New-look Lang embraces a rainbow of colours
If ever proof were needed that the world is about to become a more colourful place, it could be seen in Paris yesterday in the form of Helmut Lang's spring/summer 2004 collection. Lang is, after all, a designer for whom even navy at times seems racy. True, he has experimented with flashes of fluorescent flame and even pink before - although the latter mostly for men - but always against a black background or, at a push, embellishing white.
Next season, though, Lang devotees - and they are among the best-dressed fashion followers on the planet - can look forward to something rather more extreme than that. Mustard and purple; pea green and rust; plum and ultraviolet graced everything from little dresses to metallic cardigans worn as skirts.
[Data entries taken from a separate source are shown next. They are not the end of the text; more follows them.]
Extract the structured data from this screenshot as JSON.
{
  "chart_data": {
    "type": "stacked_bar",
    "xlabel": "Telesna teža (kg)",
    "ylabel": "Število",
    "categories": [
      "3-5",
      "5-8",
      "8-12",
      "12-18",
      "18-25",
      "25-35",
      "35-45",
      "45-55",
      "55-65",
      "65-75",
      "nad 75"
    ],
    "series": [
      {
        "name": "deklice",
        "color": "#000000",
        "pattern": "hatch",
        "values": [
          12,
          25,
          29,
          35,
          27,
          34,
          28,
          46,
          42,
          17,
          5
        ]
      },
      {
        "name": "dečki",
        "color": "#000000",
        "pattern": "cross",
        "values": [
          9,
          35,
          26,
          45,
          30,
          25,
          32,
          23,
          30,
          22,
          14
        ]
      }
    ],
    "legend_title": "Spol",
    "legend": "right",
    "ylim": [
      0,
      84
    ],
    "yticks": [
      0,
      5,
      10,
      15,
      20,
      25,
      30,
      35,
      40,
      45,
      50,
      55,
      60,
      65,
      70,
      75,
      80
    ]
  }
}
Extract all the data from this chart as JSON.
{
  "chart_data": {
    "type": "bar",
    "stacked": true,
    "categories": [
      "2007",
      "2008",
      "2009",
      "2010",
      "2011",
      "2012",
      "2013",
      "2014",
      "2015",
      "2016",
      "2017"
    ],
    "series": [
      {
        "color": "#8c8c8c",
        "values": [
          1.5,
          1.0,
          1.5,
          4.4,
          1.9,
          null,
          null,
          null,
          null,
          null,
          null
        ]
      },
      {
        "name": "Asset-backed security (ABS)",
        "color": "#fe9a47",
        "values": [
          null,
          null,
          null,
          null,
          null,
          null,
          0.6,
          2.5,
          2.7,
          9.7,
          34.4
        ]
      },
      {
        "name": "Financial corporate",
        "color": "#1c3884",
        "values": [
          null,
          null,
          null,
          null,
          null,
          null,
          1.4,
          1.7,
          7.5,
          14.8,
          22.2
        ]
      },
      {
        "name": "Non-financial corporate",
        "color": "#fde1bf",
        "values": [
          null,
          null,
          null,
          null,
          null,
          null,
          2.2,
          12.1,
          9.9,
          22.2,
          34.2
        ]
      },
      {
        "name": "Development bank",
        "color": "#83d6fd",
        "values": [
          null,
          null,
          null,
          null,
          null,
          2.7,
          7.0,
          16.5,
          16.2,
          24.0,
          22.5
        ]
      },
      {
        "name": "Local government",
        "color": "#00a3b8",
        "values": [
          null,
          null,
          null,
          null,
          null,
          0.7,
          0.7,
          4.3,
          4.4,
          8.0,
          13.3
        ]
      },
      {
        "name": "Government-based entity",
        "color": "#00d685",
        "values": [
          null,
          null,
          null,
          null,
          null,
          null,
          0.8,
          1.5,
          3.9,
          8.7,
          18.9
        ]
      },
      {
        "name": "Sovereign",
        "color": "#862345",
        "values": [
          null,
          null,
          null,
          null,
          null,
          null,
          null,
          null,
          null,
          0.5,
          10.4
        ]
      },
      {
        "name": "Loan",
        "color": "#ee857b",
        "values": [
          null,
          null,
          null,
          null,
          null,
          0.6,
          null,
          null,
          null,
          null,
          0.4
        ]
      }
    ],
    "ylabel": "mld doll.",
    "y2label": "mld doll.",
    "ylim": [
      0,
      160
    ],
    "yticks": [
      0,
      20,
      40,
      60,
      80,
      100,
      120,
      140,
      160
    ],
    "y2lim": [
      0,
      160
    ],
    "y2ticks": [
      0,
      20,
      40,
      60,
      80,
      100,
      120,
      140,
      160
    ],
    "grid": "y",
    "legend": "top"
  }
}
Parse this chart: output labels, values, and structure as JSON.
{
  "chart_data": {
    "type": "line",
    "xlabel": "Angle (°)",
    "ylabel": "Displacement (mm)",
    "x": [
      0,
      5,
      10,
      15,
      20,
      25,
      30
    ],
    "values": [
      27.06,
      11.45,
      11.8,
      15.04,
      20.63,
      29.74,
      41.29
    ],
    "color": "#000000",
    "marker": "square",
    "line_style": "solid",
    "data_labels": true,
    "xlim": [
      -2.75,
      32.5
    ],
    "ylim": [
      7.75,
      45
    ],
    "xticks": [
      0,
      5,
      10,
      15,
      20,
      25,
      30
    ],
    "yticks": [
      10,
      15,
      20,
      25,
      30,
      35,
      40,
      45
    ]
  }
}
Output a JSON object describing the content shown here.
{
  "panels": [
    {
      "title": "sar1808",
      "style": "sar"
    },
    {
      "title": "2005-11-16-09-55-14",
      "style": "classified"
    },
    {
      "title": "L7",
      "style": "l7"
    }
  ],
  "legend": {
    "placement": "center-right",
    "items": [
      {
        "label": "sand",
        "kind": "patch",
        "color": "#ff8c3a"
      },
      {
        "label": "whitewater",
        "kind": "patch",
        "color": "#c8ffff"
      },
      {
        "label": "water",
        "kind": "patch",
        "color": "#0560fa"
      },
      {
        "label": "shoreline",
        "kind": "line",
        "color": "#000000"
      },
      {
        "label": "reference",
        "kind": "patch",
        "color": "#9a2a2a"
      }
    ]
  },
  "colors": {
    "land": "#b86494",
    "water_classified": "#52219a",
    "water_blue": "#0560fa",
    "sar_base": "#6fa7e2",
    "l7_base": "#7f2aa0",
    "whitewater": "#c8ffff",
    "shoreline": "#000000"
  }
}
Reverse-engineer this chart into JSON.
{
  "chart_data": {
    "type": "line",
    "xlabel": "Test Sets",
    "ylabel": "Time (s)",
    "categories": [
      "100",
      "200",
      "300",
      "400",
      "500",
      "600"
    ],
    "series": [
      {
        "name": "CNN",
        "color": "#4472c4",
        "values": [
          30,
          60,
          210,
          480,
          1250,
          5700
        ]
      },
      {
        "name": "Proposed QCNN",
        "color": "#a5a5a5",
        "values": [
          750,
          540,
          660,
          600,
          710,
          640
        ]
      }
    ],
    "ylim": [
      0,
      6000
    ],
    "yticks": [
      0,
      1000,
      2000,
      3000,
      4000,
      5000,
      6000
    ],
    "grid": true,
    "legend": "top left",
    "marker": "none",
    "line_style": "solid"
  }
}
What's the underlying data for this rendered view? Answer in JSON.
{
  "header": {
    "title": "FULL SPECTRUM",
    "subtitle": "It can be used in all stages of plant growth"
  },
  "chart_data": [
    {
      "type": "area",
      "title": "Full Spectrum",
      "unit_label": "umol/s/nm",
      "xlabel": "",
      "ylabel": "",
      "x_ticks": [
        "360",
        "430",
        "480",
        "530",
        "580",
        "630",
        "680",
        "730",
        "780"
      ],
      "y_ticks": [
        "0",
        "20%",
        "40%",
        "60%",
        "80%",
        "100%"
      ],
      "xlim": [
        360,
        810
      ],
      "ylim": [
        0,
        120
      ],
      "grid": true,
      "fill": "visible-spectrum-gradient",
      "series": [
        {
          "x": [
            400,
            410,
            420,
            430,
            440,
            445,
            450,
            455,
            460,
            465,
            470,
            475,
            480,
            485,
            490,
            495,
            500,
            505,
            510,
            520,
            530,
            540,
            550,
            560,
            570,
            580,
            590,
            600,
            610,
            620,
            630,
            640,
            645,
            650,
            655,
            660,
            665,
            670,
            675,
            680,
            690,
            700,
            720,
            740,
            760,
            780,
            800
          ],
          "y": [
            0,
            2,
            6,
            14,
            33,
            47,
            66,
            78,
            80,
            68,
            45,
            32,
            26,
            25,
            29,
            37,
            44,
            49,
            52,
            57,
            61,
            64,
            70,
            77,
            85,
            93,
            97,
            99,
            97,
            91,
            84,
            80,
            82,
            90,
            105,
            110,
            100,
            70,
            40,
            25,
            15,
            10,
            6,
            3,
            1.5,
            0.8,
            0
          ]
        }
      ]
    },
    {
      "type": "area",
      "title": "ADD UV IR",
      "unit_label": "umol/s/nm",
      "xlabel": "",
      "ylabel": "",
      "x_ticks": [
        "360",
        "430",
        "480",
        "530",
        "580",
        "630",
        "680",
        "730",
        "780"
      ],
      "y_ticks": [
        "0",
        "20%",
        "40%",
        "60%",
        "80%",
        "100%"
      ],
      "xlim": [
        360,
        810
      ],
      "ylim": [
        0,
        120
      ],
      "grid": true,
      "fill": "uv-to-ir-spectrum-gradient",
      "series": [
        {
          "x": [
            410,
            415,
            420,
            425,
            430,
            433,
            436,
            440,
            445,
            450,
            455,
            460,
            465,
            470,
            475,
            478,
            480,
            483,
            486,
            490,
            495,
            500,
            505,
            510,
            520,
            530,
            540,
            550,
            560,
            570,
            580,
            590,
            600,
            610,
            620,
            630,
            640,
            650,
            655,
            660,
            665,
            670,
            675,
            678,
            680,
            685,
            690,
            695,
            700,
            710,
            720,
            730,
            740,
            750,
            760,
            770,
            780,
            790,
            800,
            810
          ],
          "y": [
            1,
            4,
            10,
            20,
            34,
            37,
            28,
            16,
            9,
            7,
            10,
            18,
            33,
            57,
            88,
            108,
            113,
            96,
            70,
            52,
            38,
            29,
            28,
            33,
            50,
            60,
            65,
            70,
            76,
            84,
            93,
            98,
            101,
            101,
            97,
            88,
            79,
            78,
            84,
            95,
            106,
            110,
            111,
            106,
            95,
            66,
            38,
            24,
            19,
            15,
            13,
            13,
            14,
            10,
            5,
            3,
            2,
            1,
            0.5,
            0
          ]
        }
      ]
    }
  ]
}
In Lang's hands even such violent colourways appeared suddenly to make sense of a trend for rainbow hues which has been seen all over the catwalks and which all too often looks dated.
The clothing was, as always, body-conscious but still forgiving. Lang has always used less conventional models of varying age and size alongside more well-known faces as if to prove that anyone can wear his clothes. It's a question of attitude. Layered vests and stretch minidresses, bright white narrow knee-length coats and drainpipe jeans all looked as modern as ever: these appear every season, subtly updated.
Soft bondage straps and peephole cut-outs - at the side of the breast, underneath the buttocks - added the requisite sexual charge for which Lang is famous. And despite the fact that he has been showing for more than 20 years, he continues to push forward and is a committed modernist. "Fashion has the incredible chance right now to respond to a new code," he said recently. "That is only possible when society is shifting. That means, actually, for a commercially difficult time, it is a really good moment for creativity and integrity."
Nothing quite so thought provoking was to be seen at Emanuel Ungaro. The two labels couldn't be more different, although here again colour was key. On a bright turquoise catwalk, models paraded in the brightest hues imaginable: fuchsia, lime, lilac and peach. True, these were not clothes that are going to take fashion anywhere it hasn't been before, but they did adhere to the house's history and will suit any Oscar nominee with an eye for a pretty frock down to the ground.